Les transporteurs terrestres en grève

La circulation bloquée à Awendjé faute de taxi © GMT

Ce lundi 5 février 2018, les taxis mans de Libreville, Owendo et Akanda, ont entamé une grève pour protester contre l’augmentation du prix du carburant en station-services, décidée le 31 janvier dernier par la Commission nationale des prix des produits pétroliers.

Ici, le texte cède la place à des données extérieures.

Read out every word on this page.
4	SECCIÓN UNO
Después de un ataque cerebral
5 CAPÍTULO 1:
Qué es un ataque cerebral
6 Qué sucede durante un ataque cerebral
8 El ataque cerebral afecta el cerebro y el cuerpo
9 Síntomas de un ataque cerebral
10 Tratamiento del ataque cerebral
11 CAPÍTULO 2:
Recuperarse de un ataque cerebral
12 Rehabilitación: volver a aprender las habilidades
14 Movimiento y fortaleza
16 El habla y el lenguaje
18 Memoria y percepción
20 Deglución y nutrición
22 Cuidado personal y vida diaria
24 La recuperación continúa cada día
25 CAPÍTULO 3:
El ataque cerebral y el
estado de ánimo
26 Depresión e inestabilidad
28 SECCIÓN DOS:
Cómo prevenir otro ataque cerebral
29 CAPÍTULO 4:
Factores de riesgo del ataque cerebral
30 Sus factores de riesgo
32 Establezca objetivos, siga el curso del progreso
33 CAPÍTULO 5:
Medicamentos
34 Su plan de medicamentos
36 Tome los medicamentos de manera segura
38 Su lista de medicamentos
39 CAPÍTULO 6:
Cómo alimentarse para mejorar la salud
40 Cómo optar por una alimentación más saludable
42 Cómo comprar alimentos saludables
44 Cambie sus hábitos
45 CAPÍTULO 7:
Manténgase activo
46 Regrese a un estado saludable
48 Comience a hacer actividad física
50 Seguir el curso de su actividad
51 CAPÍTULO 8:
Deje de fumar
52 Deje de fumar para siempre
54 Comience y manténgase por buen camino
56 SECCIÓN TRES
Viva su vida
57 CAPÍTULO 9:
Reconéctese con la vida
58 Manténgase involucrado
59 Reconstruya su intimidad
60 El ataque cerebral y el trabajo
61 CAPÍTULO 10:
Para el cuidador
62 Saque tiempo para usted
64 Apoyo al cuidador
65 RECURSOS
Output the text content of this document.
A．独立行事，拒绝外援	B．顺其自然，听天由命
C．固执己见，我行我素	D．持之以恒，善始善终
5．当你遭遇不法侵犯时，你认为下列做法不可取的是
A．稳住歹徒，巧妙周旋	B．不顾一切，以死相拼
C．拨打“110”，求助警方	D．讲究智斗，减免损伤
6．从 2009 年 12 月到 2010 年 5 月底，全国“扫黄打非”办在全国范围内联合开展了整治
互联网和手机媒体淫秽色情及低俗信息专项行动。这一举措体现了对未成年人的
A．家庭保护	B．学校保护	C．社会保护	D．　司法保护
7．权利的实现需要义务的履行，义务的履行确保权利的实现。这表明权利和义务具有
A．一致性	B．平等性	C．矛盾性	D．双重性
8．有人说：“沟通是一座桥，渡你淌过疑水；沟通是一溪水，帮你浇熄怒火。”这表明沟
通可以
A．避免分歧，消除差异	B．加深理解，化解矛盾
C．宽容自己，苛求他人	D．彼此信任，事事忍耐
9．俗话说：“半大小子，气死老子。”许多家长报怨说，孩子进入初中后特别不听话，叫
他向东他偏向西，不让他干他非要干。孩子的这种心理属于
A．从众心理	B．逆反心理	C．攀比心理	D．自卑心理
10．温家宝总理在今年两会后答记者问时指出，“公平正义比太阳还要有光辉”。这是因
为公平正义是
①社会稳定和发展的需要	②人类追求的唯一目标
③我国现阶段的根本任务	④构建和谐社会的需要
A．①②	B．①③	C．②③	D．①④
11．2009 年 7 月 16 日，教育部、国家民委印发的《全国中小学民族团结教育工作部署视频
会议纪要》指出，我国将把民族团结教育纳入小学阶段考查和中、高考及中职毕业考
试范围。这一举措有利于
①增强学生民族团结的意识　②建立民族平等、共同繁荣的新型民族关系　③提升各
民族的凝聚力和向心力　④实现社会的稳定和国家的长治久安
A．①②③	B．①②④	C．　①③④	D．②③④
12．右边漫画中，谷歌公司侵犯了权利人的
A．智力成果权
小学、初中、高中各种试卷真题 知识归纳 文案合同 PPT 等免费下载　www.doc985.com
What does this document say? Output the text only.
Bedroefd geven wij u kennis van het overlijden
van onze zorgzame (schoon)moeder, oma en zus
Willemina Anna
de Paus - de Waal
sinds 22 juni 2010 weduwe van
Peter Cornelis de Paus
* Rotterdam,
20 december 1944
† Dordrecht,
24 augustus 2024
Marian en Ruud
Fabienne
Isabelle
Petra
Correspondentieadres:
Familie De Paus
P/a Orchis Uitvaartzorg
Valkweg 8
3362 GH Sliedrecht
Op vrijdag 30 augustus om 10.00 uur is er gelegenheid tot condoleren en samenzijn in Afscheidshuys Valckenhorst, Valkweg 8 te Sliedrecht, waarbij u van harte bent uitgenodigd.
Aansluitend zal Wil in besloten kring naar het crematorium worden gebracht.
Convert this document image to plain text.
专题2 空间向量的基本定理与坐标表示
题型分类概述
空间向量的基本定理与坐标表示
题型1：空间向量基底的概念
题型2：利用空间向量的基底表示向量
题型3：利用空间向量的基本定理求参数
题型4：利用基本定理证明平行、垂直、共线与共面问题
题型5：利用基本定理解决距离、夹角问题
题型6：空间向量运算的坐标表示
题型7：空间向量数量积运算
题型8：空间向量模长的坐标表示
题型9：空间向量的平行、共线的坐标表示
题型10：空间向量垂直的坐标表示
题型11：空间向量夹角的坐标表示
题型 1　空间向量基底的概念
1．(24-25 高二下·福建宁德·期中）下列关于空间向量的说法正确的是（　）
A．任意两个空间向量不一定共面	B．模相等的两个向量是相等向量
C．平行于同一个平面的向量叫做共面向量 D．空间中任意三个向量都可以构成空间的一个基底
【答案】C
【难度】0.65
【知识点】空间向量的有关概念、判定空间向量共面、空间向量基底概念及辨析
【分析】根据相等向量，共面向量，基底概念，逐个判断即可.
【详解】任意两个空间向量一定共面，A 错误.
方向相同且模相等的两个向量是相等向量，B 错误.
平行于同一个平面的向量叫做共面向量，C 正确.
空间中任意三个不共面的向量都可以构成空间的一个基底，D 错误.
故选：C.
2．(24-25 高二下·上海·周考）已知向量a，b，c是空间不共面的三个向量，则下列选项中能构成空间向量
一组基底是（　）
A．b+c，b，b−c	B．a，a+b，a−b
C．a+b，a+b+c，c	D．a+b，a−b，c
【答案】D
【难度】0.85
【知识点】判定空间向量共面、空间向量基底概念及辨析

Depuis samedi 3 février dernier, un message invitant les usagers à prendre leurs dispositions à partir de ce lundi 5 février, pour ceux qui empruntent les taxis circule. Ce message virale a finalement été confirmé par la pénurie de taxis observées depuis ce matin.

Le président du  Syndicat libre des transporteurs terrestres du Gabon (Syltteg), Robert Menie, contacté par Gabon Media Time a confirmé qu’une grève était observée par les taxis mans : «Exactement nous observons depuis ce matin un mouvement en contestation pour deux choses : une augmentation exponentielle des tracasseries et du racket des gendarmes et policiers qui s’apparente même déjà à des braquages et la hausse continuelle du prix du carburant», a t-il précisé.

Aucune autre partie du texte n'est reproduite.